While observing that the use of IVT with tPA had no disadvantages, the authors found that at 90 days after stent retriever therapy with the Solitaire device for acute ischemic stroke, functional independence was equally likely between those who received additional tPA infusion and those who did not. Likewise, mortality rates were similar at 90 days for the tPA group (8.1%) and the group that underwent MT alone (12.2%).

"Although these results are very interesting, our study is not the final word," said Vitor Mendes Pereira, MD, MSc, associate professor of radiology and surgery at the University of Toronto, and a coauthor of the study, noting that a randomized controlled trial is warranted.

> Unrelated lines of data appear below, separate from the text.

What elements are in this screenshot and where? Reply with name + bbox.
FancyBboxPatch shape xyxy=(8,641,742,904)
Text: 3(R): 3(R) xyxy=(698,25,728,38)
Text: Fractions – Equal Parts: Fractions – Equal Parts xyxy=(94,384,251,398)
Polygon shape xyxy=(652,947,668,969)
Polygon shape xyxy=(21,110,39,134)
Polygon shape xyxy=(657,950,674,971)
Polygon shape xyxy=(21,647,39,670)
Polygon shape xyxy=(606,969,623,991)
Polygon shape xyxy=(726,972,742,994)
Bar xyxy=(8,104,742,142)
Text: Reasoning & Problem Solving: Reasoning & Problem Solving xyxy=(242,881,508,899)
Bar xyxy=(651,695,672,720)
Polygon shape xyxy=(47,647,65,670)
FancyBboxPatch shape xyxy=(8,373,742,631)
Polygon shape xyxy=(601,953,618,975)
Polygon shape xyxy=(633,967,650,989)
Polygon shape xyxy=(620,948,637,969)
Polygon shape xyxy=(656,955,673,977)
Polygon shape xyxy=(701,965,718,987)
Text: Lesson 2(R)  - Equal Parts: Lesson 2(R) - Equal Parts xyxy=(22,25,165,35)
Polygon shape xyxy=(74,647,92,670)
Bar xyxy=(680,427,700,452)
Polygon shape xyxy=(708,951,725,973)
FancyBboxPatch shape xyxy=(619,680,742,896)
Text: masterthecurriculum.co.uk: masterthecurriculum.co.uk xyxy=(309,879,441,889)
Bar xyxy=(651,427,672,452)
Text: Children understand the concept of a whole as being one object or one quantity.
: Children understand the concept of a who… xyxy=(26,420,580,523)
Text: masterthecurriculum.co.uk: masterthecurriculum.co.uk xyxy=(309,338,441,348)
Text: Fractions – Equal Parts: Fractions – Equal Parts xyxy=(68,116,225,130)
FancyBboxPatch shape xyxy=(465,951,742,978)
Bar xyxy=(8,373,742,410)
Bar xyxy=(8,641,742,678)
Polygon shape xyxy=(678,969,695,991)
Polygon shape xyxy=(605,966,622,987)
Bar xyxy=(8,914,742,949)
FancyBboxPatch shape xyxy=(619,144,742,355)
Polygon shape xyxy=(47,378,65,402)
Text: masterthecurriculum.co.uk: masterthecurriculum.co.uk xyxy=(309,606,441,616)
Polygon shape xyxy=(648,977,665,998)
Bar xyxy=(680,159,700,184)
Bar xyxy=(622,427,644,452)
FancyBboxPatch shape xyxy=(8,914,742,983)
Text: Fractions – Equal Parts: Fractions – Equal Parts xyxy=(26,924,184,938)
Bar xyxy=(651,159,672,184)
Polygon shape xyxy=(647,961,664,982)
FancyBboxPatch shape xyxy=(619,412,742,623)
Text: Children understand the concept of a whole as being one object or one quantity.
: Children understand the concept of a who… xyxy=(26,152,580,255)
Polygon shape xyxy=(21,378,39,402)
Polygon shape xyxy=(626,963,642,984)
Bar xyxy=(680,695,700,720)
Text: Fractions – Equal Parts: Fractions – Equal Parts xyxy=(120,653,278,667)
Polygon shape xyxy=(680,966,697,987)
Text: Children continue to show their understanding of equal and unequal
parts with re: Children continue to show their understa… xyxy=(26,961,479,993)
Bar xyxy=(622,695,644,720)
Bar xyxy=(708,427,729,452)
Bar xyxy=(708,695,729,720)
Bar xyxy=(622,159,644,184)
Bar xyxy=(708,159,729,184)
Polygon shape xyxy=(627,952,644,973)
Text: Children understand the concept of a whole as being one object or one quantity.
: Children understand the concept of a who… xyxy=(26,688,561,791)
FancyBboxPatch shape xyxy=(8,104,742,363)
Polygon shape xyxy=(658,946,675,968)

"Many new questions have been raised, now that we demonstrated the benefit of MT. The role of tPA for patients with large vessel occlusion is the next big question," Dr Pereira said. "The answer may have a safety and cost effectiveness impact on direct patient care and on stroke systems on regional and national levels worldwide."

Patients with National Institutes of Health Stroke Scales (NIHSS) scores of 4 or more who present within 3 hours of stroke should still be considered for intravenous tPA if other inclusion/exclusion criteria are met, added study coauthor Wayne Clark, MD, director of the Oregon Stroke Center at Oregon Health & Science University.

"This is true even for large strokes that are going for thrombectomy," Dr Clark said. "Even for these larger strokes, there is a 10% chance the tPA alone may open the vessel. However, patients with NIHSS greater than or equal to 8 with cortical signs should be referred or transferred for potential thrombectomy immediately. Don’t wait for the tPA to finish."

—Mark McGraw

Reference:

Coutinho JM, Liebeskind DS, Slater L-A, et al. Combined intravenous thrombolysis and thrombectomy vs thrombectomy alone for acute ischemic stroke: a pooled analysis of the SWIFT and STAR studies [published online January 9, 2017]. JAMA. doi:10.1001/jamaneurol.2016.5374.